Denmark's AP Moller-Maersk, the world's largest container line, said yesterday the shipping industry was unlikely to recover before the end of next year and it had no plans to try and buy smaller rivals.
"Right now, we are not looking at acquisitions," Maersk Chief Executive Nils S Andersen told reporters at a media cocktail reception in Singapore.
Andersen said the Danish firm expects to report a good set of full-year earnings for 2008, but did not give details.
The outlook for the industry was "very tough", but freight rates were probably near the bottom after coming down sharply in recent months, he added.
Shipping lines have cut staff and mothballed ships to cope with over capacity and falling trade volumes as more economies fall into recession, depressing demand for goods.
International Freighting Weekly, an industry publication, estimates freight rates for cargo between Europe and Asia have plunged to around $250 per twenty-foot-equivalent unit (TEU) from $1,500 per TEU in May last year.
"This year will be very tough. If an improvement comes before the end of 2010, we will be positively surprised," Andersen said.
Maersk last month said it would remove eight container vessels from service, while rivals Mediterranean Shipping and CMA CGM, the world's number two and three container shippers, have cut several routes linking Europe and Asia.
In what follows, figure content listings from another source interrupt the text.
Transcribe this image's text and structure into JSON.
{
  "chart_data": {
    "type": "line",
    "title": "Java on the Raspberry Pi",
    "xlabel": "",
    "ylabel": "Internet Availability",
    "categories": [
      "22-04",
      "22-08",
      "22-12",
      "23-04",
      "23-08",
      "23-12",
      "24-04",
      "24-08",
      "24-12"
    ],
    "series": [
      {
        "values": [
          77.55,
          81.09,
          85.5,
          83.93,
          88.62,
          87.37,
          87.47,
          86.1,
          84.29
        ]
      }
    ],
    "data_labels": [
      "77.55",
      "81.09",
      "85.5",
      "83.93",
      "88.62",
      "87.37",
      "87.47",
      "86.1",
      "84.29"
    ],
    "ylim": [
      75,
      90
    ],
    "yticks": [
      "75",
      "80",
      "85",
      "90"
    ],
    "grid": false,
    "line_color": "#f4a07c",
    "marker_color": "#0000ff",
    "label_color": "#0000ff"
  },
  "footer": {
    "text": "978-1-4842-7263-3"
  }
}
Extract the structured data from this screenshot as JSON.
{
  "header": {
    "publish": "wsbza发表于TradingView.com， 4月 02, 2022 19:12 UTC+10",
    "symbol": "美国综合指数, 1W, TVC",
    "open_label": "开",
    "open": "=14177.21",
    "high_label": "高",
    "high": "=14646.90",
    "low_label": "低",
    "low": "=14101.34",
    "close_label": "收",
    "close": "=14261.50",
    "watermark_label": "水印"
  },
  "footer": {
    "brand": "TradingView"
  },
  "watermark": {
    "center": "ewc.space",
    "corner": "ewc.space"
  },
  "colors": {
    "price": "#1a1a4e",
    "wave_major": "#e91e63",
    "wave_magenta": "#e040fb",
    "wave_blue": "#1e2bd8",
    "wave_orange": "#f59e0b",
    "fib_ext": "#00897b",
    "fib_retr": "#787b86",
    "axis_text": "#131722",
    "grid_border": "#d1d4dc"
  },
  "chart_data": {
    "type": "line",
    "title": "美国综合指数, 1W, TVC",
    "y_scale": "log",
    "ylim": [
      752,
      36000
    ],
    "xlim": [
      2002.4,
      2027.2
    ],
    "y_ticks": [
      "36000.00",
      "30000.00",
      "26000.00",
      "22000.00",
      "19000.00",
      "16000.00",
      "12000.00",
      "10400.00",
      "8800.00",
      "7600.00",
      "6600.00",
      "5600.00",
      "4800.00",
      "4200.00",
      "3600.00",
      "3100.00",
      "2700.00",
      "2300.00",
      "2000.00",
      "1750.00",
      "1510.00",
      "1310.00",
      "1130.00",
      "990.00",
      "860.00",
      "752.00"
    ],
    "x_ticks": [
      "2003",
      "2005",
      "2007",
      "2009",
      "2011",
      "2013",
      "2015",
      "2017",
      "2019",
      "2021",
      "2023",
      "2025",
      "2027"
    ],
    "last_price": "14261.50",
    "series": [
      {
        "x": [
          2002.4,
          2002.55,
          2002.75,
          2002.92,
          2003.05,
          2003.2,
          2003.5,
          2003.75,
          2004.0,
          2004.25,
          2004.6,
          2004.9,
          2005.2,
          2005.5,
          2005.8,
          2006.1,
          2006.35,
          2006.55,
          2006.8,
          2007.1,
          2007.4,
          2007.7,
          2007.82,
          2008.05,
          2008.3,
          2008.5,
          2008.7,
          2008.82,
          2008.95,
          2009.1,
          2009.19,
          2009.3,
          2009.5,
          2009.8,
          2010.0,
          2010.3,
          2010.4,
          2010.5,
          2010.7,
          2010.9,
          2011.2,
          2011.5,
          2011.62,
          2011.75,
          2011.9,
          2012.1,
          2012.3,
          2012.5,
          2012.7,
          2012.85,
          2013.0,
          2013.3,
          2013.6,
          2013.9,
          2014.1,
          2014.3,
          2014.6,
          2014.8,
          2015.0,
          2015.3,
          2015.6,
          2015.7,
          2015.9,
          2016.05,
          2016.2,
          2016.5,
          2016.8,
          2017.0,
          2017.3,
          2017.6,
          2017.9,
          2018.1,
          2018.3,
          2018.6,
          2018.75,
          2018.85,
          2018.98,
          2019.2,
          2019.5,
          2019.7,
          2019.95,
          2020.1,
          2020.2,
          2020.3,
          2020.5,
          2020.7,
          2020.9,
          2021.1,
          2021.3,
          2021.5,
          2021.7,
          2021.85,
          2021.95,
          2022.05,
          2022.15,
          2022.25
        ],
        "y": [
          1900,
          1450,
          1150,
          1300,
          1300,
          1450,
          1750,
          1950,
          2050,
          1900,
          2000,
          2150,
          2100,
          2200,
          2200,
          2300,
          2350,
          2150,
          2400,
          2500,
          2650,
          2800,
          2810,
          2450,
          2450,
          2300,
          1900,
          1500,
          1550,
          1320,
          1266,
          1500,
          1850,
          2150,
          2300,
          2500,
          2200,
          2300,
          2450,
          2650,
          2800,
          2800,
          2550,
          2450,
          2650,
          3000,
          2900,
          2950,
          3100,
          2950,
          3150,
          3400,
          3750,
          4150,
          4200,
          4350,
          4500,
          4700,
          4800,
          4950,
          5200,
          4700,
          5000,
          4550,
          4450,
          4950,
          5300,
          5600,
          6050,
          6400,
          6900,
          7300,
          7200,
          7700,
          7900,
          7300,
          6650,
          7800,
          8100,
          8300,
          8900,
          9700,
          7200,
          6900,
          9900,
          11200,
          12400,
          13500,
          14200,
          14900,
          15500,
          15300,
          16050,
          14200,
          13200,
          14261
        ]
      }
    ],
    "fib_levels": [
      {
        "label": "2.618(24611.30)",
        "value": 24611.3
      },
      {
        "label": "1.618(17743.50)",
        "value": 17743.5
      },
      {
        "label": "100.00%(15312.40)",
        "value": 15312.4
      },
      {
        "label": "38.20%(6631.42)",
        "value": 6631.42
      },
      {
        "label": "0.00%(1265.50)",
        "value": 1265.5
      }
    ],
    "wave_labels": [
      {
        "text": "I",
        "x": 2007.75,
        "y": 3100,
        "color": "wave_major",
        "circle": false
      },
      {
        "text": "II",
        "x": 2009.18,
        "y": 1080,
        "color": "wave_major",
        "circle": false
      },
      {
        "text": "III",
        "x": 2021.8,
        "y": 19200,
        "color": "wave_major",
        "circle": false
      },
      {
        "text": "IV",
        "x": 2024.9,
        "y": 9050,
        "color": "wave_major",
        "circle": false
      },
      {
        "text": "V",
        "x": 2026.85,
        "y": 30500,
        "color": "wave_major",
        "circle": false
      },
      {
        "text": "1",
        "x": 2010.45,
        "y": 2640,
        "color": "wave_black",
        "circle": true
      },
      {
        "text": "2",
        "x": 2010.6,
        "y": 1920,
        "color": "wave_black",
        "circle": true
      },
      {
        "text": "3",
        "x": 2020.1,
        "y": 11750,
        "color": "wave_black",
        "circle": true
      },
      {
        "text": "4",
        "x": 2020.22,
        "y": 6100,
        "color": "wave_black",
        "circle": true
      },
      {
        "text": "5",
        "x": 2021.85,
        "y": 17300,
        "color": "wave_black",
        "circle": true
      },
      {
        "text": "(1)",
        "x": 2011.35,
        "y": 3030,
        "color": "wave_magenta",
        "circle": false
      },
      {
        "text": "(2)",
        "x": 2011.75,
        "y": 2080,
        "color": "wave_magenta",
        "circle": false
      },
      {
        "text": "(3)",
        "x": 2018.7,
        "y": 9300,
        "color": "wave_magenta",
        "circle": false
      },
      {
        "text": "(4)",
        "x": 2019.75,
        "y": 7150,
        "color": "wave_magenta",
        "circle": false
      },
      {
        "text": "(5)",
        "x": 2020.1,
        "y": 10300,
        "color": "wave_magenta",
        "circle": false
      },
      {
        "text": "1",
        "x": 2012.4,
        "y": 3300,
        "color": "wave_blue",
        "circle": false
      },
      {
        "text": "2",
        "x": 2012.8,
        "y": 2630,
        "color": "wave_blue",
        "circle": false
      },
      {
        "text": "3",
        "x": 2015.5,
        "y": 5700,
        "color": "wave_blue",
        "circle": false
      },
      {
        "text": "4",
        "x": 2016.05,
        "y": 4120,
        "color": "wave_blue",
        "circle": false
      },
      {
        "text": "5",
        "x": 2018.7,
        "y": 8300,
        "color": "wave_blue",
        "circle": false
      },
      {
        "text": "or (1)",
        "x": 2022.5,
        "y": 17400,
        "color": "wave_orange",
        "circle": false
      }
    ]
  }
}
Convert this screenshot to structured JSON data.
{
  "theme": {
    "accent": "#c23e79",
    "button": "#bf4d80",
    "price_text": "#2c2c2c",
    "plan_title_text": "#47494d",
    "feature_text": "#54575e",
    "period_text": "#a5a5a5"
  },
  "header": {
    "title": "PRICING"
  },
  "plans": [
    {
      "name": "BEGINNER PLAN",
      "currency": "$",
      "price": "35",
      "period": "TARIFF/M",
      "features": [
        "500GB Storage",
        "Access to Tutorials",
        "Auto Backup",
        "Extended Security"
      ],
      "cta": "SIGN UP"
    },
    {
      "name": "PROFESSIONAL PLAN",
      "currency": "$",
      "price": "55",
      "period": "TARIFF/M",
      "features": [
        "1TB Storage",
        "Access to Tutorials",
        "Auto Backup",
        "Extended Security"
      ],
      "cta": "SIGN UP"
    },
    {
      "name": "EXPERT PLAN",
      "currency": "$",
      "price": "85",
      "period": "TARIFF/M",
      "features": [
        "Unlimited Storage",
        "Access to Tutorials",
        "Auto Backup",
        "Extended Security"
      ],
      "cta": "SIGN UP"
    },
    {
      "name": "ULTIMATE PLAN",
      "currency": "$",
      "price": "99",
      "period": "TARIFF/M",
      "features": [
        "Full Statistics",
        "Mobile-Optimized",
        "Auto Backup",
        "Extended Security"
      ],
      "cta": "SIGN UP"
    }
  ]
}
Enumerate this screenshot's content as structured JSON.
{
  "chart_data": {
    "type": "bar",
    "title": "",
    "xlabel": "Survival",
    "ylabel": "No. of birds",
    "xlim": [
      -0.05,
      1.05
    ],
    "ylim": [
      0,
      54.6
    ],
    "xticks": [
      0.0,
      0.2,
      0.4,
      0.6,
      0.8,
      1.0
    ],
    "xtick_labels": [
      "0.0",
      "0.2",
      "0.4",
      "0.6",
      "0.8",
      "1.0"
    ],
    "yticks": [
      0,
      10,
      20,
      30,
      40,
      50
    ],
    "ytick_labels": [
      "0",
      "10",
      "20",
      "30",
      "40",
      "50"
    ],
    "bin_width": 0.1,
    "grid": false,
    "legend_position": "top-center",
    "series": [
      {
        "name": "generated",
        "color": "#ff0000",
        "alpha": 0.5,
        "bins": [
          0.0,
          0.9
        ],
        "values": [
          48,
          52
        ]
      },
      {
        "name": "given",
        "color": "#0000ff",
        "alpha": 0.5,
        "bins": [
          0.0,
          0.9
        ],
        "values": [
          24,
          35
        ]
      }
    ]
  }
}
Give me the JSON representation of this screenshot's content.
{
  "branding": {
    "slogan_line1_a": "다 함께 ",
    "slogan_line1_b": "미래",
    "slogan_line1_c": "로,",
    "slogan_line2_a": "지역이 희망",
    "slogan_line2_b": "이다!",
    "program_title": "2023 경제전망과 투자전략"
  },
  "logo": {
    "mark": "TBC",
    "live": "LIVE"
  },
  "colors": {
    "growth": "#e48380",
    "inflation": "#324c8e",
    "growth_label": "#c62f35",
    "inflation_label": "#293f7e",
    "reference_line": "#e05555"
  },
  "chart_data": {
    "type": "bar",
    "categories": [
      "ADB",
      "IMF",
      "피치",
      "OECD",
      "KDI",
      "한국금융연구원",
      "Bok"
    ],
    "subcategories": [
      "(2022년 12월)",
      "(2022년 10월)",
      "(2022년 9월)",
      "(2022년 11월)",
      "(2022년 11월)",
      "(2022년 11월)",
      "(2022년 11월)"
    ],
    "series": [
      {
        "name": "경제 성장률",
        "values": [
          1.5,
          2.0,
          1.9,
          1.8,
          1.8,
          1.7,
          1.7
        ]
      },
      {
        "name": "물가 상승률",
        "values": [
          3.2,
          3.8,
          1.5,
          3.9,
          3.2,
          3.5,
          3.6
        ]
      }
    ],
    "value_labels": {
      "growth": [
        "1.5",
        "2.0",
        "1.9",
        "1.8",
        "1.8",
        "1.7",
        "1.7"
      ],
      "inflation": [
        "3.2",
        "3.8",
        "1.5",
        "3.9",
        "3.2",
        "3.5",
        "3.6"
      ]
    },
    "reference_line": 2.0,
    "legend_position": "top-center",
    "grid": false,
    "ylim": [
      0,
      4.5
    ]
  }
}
Singapore's Neptune Orient Lines, the industry's seventh-largest player, said in November it would reduce 1,000 jobs, or nine per cent of its workforce, as the shipping sector was facing a prolonged downturn.
Andersen said major shipping lines will likely continue laying up ships in 2009 to reduce capacity.
Maersk, which also pumps oil from the North Sea, Qatar, Algeria and Kazakhstan, posted a 39 per cent rise in net profit to 17.7 billion Danish crowns, or Dh13.2bn, for the first nine months of 2008 but warned of an uncertain outlook.
Shares of Maersk fell 2.7 per cent in early European trade yesterday. The stock lost around 18 per cent in the three months through Monday and some 36 per cent over the last year as recession fears and the fast spreading financial crisis sparked a global equity market rout.